So, what is wrong with telling young vaulters to resist/bend the pole with the left arm to achieve a bigger bend and delay/slowdown the body from swinging trough too early?
It is wrong because
A. the bottom arm will only get in the way if this is a vaulter's concept of how it works and:
B. If everything is set up properly in the run and takeoff you cannot swing too early. The faster you swing the more the pole will "move" because of the pressure applied through the top arm.
However, if the bottom arm is not on the pole none of this will happen.

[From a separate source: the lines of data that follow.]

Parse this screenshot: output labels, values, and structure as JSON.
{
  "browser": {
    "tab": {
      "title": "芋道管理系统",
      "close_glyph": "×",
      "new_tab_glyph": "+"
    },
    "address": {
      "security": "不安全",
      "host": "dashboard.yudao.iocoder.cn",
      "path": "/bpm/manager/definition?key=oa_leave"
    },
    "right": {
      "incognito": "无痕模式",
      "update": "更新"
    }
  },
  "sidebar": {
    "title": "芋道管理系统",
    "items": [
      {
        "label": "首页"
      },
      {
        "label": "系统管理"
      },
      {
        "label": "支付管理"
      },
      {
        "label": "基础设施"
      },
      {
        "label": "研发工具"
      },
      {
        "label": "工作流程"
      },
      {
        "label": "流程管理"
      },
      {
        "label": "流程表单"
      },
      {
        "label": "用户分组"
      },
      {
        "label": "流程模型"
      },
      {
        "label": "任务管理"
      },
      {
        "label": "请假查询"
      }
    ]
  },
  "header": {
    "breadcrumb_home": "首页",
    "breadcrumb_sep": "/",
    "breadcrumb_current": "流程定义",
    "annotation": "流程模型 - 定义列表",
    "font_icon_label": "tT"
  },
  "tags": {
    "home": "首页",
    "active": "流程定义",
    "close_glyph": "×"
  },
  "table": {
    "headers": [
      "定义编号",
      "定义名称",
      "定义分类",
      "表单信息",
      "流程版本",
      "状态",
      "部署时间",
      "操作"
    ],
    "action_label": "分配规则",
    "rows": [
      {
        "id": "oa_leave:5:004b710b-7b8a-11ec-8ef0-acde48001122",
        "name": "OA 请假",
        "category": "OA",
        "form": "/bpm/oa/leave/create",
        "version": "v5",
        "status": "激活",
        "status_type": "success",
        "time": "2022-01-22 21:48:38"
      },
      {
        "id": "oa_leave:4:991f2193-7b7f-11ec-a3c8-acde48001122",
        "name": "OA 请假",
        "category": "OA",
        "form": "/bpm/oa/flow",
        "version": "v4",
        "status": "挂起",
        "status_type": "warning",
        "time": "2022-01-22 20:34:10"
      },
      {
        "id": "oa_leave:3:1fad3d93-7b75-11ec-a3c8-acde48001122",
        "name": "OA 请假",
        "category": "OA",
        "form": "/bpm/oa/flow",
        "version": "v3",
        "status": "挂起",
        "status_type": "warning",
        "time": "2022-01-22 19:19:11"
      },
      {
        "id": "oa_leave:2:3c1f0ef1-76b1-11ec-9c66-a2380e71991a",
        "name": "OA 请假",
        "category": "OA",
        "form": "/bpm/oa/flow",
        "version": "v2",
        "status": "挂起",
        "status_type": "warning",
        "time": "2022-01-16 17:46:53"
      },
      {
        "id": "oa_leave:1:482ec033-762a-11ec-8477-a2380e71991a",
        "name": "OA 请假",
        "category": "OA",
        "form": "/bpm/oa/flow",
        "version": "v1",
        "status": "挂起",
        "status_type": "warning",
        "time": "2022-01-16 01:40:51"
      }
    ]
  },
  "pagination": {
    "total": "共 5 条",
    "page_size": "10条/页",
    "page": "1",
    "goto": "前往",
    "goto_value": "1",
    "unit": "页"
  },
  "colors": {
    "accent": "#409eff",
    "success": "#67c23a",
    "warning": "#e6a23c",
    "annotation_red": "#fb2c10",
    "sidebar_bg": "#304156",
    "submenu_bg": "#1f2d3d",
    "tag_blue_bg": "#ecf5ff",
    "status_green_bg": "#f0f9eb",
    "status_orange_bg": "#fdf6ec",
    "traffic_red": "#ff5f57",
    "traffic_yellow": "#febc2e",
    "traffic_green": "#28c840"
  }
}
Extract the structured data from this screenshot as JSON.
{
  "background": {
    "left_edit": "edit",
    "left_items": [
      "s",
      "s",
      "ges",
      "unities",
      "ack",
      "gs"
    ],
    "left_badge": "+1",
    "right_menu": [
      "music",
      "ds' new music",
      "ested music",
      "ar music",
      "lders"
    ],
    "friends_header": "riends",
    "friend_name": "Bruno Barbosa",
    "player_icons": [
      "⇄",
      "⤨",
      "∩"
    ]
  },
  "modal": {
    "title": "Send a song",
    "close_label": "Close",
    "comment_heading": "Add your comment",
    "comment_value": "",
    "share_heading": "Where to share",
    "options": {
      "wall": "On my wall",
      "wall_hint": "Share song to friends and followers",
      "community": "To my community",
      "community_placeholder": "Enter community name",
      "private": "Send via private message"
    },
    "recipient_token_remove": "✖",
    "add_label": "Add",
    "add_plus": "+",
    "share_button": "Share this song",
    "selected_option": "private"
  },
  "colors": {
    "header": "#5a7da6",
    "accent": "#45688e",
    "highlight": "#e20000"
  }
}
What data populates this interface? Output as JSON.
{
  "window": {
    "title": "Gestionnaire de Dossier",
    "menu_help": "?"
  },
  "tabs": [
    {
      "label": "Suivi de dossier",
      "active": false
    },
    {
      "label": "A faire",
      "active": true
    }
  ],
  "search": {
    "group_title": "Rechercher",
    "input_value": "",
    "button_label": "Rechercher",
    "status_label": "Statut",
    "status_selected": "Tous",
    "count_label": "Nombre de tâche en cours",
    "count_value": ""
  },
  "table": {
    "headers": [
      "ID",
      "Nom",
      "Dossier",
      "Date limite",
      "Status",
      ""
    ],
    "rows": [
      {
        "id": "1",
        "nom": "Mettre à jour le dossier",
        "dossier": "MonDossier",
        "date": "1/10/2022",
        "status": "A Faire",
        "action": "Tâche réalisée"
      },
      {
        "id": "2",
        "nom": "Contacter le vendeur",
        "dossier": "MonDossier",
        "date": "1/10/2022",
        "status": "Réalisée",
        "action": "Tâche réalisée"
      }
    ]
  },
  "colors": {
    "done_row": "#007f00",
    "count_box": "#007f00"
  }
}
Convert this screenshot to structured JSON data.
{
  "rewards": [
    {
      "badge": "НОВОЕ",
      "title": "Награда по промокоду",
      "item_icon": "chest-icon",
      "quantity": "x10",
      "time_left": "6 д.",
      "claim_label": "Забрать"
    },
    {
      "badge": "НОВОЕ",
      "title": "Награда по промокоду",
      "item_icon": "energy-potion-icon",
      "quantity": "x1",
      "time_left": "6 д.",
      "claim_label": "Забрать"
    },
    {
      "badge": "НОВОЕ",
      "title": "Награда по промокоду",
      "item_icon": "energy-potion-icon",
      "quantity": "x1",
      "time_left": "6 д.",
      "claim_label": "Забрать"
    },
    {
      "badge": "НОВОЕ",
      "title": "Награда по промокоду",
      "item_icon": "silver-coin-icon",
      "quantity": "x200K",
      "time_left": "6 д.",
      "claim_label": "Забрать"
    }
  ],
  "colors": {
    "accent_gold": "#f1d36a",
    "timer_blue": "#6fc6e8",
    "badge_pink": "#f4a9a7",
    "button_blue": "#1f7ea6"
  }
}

It's simple column physics, Roman. Energy applied down the length of a column will not collapse it until some force, however small, begins the process of bending it. I am not sure how you can maintain that a one armed plant will not turn the pole into a column as the force of the run-up is applied directly down the length of the pole. The top arm will be slowed because it is attached to the pole and with nothing to stabilize the lower body, the hips will be thrown forward until they line up with the pole.
The bamboo and steel pole vaulters had to combat this tendency because their poles did not bend, nor did they want them to. They kept themselves from being thrown past the pole with a precisely timed takeoff that moved the pole ahead of them so that their center of gravity stayed behind it.
I have talked with Dick Ganslen who was a 14' vaulter in the 40's during the bamboo era, and he assured me that they chose the stiffest bamboo poles they could find so that they would not bend. My coach at OU was J.D. Martin who was a 15' vaulter in the steel pole days. He told me that if one of those poles bent that they stayed bent, so he had to make sure his takeoff would not apply any force except down the length of the pole. In other words, I have two world class vaulters from both of those eras who have told me that, even though their poles could bend, they tried very hard not to bend them. This is one of the reasons why I cannot agree with your assertion that a takeoff identical to a stiff pole vault will bend the pole.